【進撃の巨人】人類最強と死にたがり少女【リヴァイ】
第29章 昔日
「エルヴィン、その子はまだ年齢が基準を満たしていないんだろう?なんたってそんなに急ぐのさ」
「ハンジ分隊長のおっしゃる通りです。俺も一度見かけましたが……まだ年齢の平均体格にも満たない小柄な少女じゃないですか。あんな少女に特例を認めては、他の兵士たちに示しがつきません」
「第一、そんな少女を、……こんなことを言うのはなんですが、もっとも生存確率が低い調査兵団に入れるのは、あまりに酷ではないですか?」
アリスと初めて会ったとき、私は全身が震えた。その死んだような瞳から伝わる感情は、殺意。それ一色であった。

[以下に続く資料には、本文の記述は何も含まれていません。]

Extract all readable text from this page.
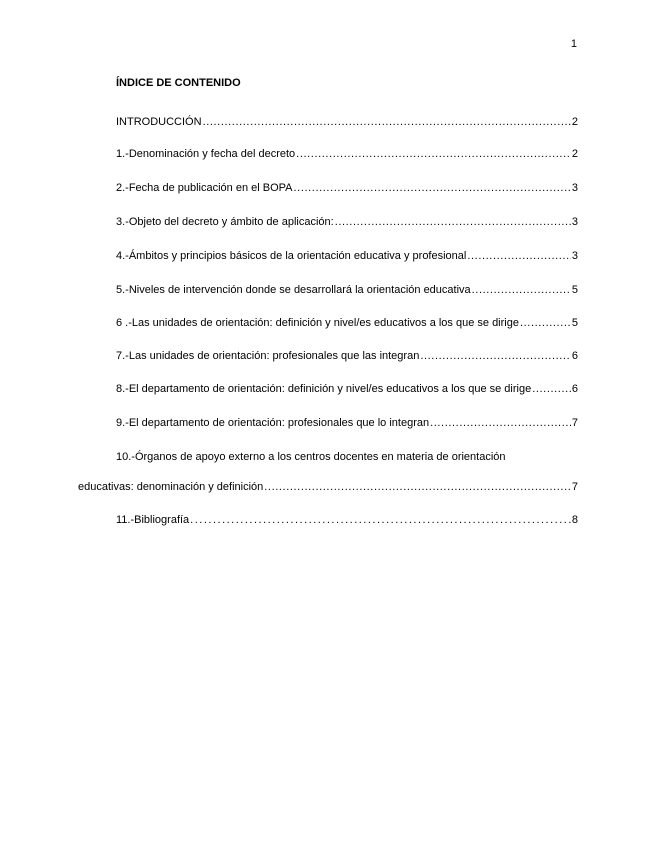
1
ÍNDICE DE CONTENIDO
INTRODUCCIÓN .....	2
1.-Denominación y fecha del decreto .....	2
2.-Fecha de publicación en el BOPA .....	3
3.-Objeto del decreto y ámbito de aplicación: .....	3
4.-Ámbitos y principios básicos de la orientación educativa y profesional .....	3
5.-Niveles de intervención donde se desarrollará la orientación educativa .....	5
6 .-Las unidades de orientación: definición y nivel/es educativos a los que se dirige .....	5
7.-Las unidades de orientación: profesionales que las integran .....	6
8.-El departamento de orientación: definición y nivel/es educativos a los que se dirige .....	6
9.-El departamento de orientación: profesionales que lo integran .....	7
10.-Órganos de apoyo externo a los centros docentes en materia de orientación
educativas: denominación y definición .....	7
11.-Bibliografía .....	8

「既に了承は得ている。これは当の本人の希望でもあるからな。一刻も早く調査兵団に入りたいと。去年も同じような申請が来ていた」
その感覚は、リヴァイと初めて出会ったときの感覚に似ていた。必ずや、変革の翼になりうる人材だと、私は踏んだ。
「なんと、」
「へぇー、面白い子だね〜」
会議でその話題を出したとき、最初はあまり良くない反応だった。
もちろん、"彼"も。
「俺は反対だな」
「……リヴァイ」
隣でずっと黙っていたリヴァイが唐突に口を開いた。
「調査兵団は託児所じゃねぇ、たとえ一匹だろうがガキを養う余裕はねぇだろ」
「確かに子供だが実力は折り紙つき、特例に十分見合うものだ。今から実践経験を積ませれば十二分に強力な兵士に育つ」
「そのガキ一匹を育てるために、一体何人を犠牲にするつもりだ?足手まといは御免だ、あと1年くらい待ちゃあいいだろ」
グダグダと言い合っていると、一番端の席から声がかかる。
「あの……発言よろしいでしょうか?」
私が目で了承を合図をすると、手を挙げた男は小さく笑い、立ち上がった。